Poullennec considera os restaurantes que tentam devolver sua estrela como anomalias. Nos seis anos em que ocupou seu cargo, Poullennec estima ter lidado com quatro casos de restaurantes que não queriam mais manter a estrela, das centenas que são concedidas anualmente. Ele suspeita que alguns desses estabelecimentos podem não estar mais operando em um nível de estrela e acreditam que estão prestes a perdê-la. Apesar da posição da Michelin de que os restaurantes não decidem sobre seu status de estrela, o Giglio ainda está listado on-line no guia, mas nenhuma estrela aparece ao lado de seu nome.

Embora o Guia Michelin diga que apenas fatores como qualidade da cozinha e domínio da técnica são considerados, alguns donos de restaurantes, incluindo Olesen, sentem que precisariam manter a perfeição em todos os níveis em troca de uma estrela, até mesmo a maciez de papel higiênico nos banheiros.

Isso pode dificultar a administração de um restaurante, dizem os proprietários. Uma estrela pode levar a um aumento nos negócios e nas vendas, mas uma queda quase inevitavelmente se segue, de acordo com um relatório de 2021 sobre o impacto da estrela Michelin em restaurantes na cidade de Nova York publicado no Strategic Management Journal, periódico de pesquisa. Para alguns lugares, isso pode ser um golpe fatal, pois acabam tendo dificuldade para sustentar novos custos, como ingredientes de alta qualidade, aumento dos aluguéis dos proprietários que reavaliam suas propriedades e funcionários que exigem pagamento proporcional ao seu valor recém-descoberto, disse o relatório.

“Se eu quisesse chegar a esse nível [de uma estrela], seria necessário muito mais tempo e energia da minha parte”, disse Justin Kent, chef americano que treinou com David Toutain e Alain Passard antes de abrir seu próprio restaurante em Paris, o Milagro, que aparece sem estrela no guia da França de 2024.

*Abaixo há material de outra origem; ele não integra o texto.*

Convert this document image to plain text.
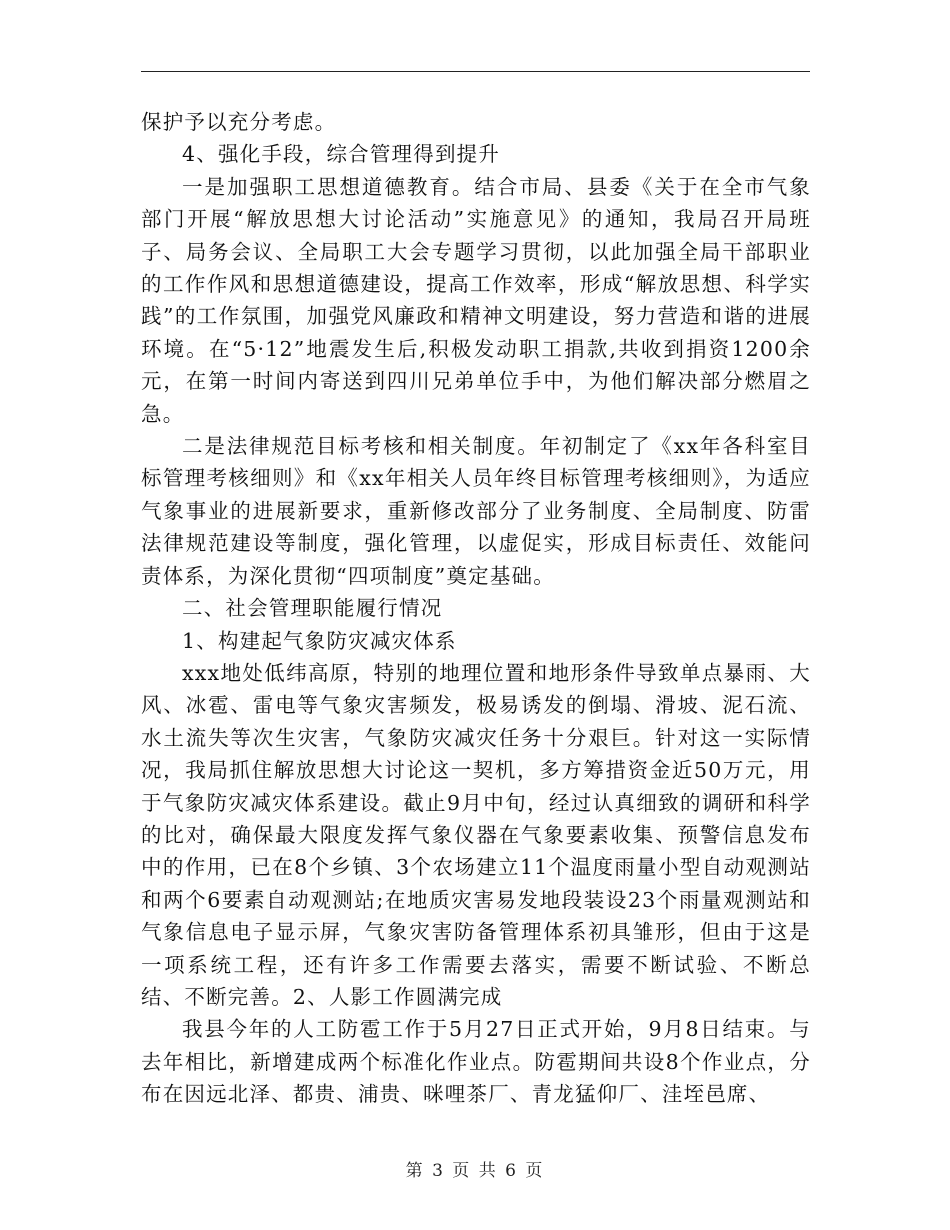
保护予以充分考虑。

4、强化手段，综合管理得到提升

一是加强职工思想道德教育。结合市局、县委《关于在全市气象部门开展“解放思想大讨论活动”实施意见》的通知，我局召开局班子、局务会议、全局职工大会专题学习贯彻，以此加强全局干部职业的工作作风和思想道德建设，提高工作效率，形成“解放思想、科学实践”的工作氛围，加强党风廉政和精神文明建设，努力营造和谐的进展环境。在“5·12”地震发生后,积极发动职工捐款,共收到捐资1200余元，在第一时间内寄送到四川兄弟单位手中，为他们解决部分燃眉之急。

二是法律规范目标考核和相关制度。年初制定了《xx年各科室目标管理考核细则》和《xx年相关人员年终目标管理考核细则》，为适应气象事业的进展新要求，重新修改部分了业务制度、全局制度、防雷法律规范建设等制度，强化管理，以虚促实，形成目标责任、效能问责体系，为深化贯彻“四项制度”奠定基础。

二、社会管理职能履行情况

1、构建起气象防灾减灾体系

xxx地处低纬高原，特别的地理位置和地形条件导致单点暴雨、大风、冰雹、雷电等气象灾害频发，极易诱发的倒塌、滑坡、泥石流、水土流失等次生灾害，气象防灾减灾任务十分艰巨。针对这一实际情况，我局抓住解放思想大讨论这一契机，多方筹措资金近50万元，用于气象防灾减灾体系建设。截止9月中旬，经过认真细致的调研和科学的比对，确保最大限度发挥气象仪器在气象要素收集、预警信息发布中的作用，已在8个乡镇、3个农场建立11个温度雨量小型自动观测站和两个6要素自动观测站;在地质灾害易发地段装设23个雨量观测站和气象信息电子显示屏，气象灾害防备管理体系初具雏形，但由于这是一项系统工程，还有许多工作需要去落实，需要不断试验、不断总结、不断完善。2、人影工作圆满完成

我县今年的人工防雹工作于5月27日正式开始，9月8日结束。与去年相比，新增建成两个标准化作业点。防雹期间共设8个作业点，分布在因远北泽、都贵、浦贵、咪哩茶厂、青龙猛仰厂、洼垤邑席、

第 3 页 共 6 页
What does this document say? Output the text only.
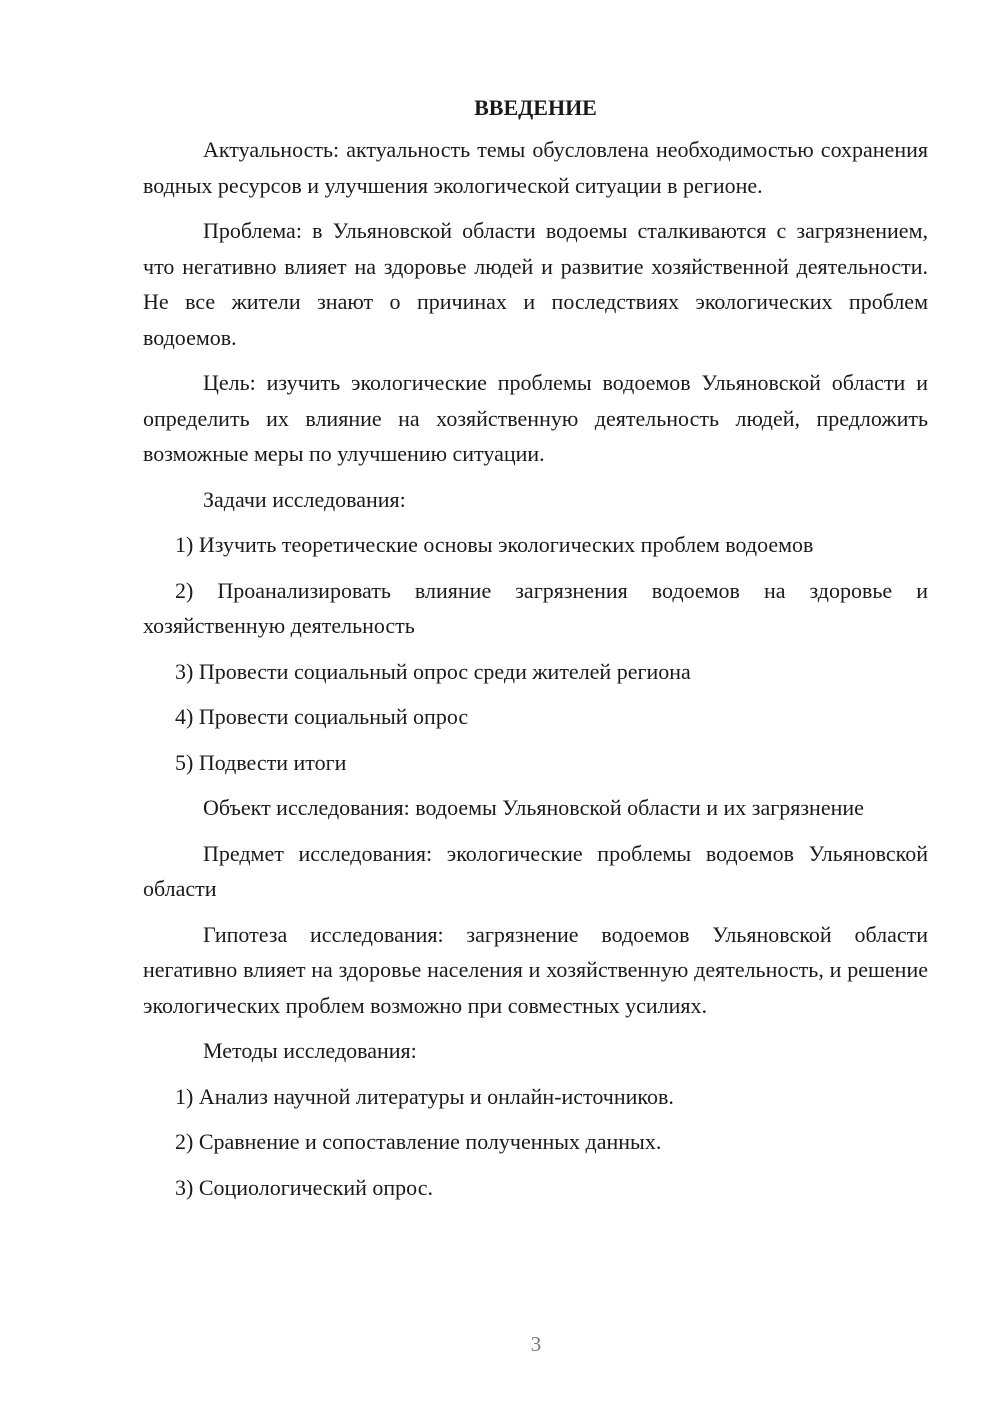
ВВЕДЕНИЕ

Актуальность: актуальность темы обусловлена необходимостью сохранения водных ресурсов и улучшения экологической ситуации в регионе.

Проблема: в Ульяновской области водоемы сталкиваются с загрязнением, что негативно влияет на здоровье людей и развитие хозяйственной деятельности. Не все жители знают о причинах и последствиях экологических проблем водоемов.

Цель: изучить экологические проблемы водоемов Ульяновской области и определить их влияние на хозяйственную деятельность людей, предложить возможные меры по улучшению ситуации.

Задачи исследования:

1) Изучить теоретические основы экологических проблем водоемов

2) Проанализировать влияние загрязнения водоемов на здоровье и хозяйственную деятельность

3) Провести социальный опрос среди жителей региона

4) Провести социальный опрос

5) Подвести итоги

Объект исследования: водоемы Ульяновской области и их загрязнение

Предмет исследования: экологические проблемы водоемов Ульяновской области

Гипотеза исследования: загрязнение водоемов Ульяновской области негативно влияет на здоровье населения и хозяйственную деятельность, и решение экологических проблем возможно при совместных усилиях.

Методы исследования:

1) Анализ научной литературы и онлайн-источников.

2) Сравнение и сопоставление полученных данных.

3) Социологический опрос.

3
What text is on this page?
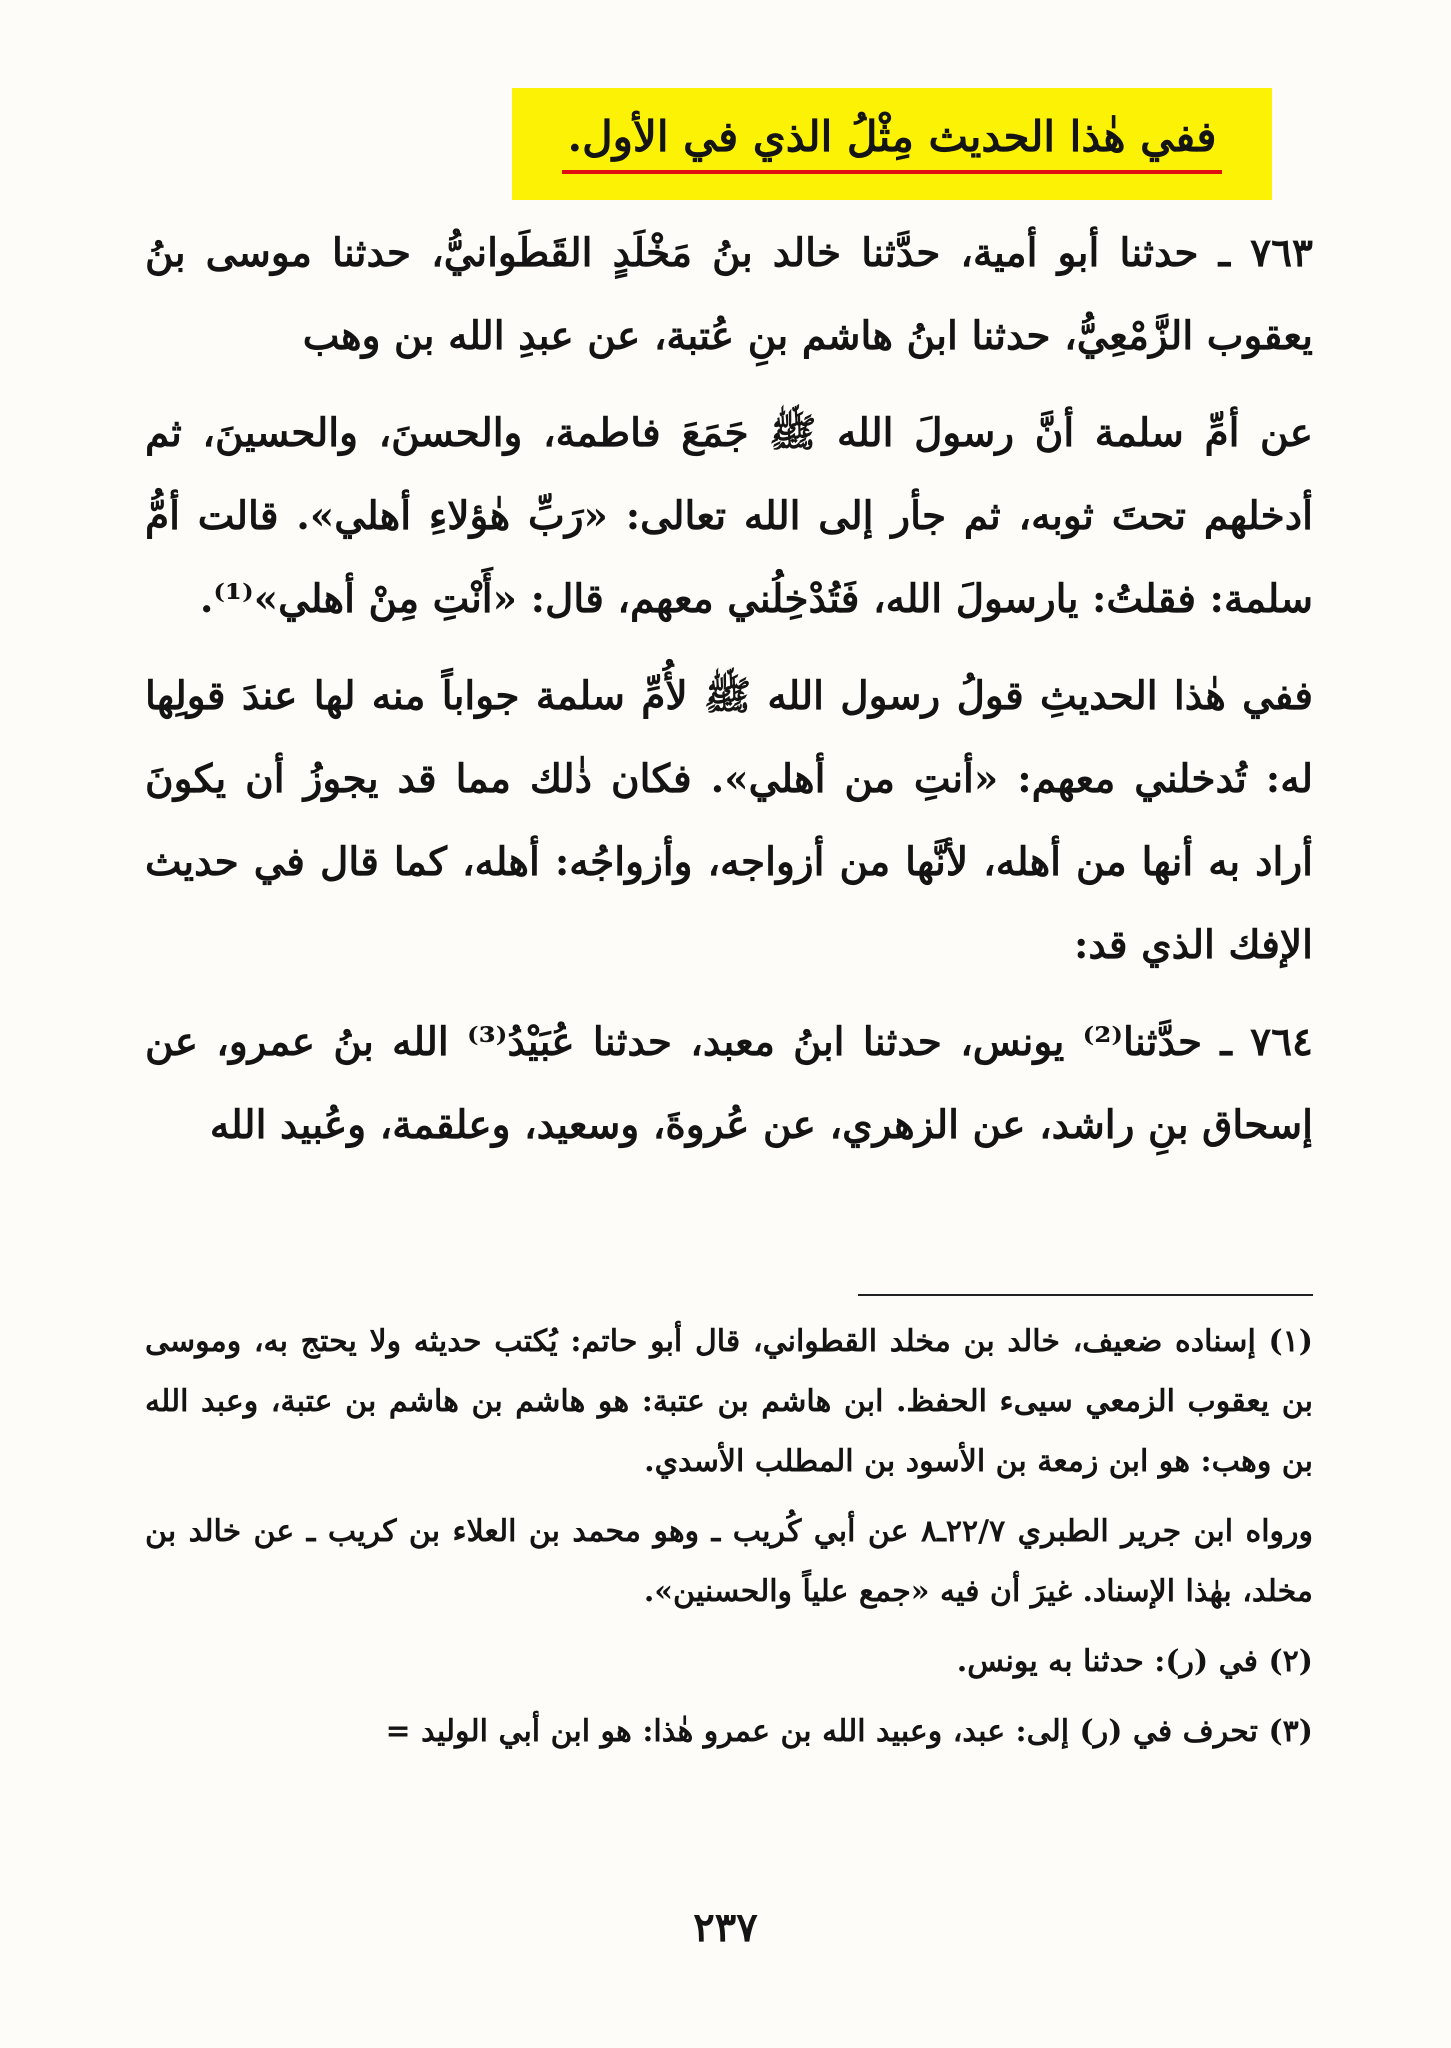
ففي هٰذا الحديث مِثْلُ الذي في الأول.

٧٦٣ ـ حدثنا أبو أمية، حدَّثنا خالد بنُ مَخْلَدٍ القَطَوانيُّ، حدثنا موسى بنُ يعقوب الزَّمْعِيُّ، حدثنا ابنُ هاشم بنِ عُتبة، عن عبدِ الله بن وهب

عن أمِّ سلمة أنَّ رسولَ الله ﷺ جَمَعَ فاطمة، والحسنَ، والحسينَ، ثم أدخلهم تحتَ ثوبه، ثم جأر إلى الله تعالى: «رَبِّ هٰؤلاءِ أهلي». قالت أمُّ سلمة: فقلتُ: يارسولَ الله، فَتُدْخِلُني معهم، قال: «أَنْتِ مِنْ أهلي»⁽¹⁾.

ففي هٰذا الحديثِ قولُ رسول الله ﷺ لأُمِّ سلمة جواباً منه لها عندَ قولِها له: تُدخلني معهم: «أنتِ من أهلي». فكان ذٰلك مما قد يجوزُ أن يكونَ أراد به أنها من أهله، لأنَّها من أزواجه، وأزواجُه: أهله، كما قال في حديث الإفك الذي قد:

٧٦٤ ـ حدَّثنا⁽²⁾ يونس، حدثنا ابنُ معبد، حدثنا عُبَيْدُ⁽³⁾ الله بنُ عمرو، عن إسحاق بنِ راشد، عن الزهري، عن عُروةَ، وسعيد، وعلقمة، وعُبيد الله

(١) إسناده ضعيف، خالد بن مخلد القطواني، قال أبو حاتم: يُكتب حديثه ولا يحتج به، وموسى بن يعقوب الزمعي سيىء الحفظ. ابن هاشم بن عتبة: هو هاشم بن هاشم بن عتبة، وعبد الله بن وهب: هو ابن زمعة بن الأسود بن المطلب الأسدي.

ورواه ابن جرير الطبري ٢٢/٧ـ٨ عن أبي كُريب ـ وهو محمد بن العلاء بن كريب ـ عن خالد بن مخلد، بهٰذا الإسناد. غيرَ أن فيه «جمع علياً والحسنين».

(٢) في (ر): حدثنا به يونس.

(٣) تحرف في (ر) إلى: عبد، وعبيد الله بن عمرو هٰذا: هو ابن أبي الوليد =

٢٣٧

Também se torna um investimento financeiro, disse Kent, um que drenou outros chefs, que tiveram dificuldade em manter os custos depois de alcançarem o status de ouro da estrela.

“Estou muito feliz com a minha vida do jeito que está”, afirmou ele. Kent regularmente traz seu cachorrinho Tofu para o trabalho, para alegria dos clientes.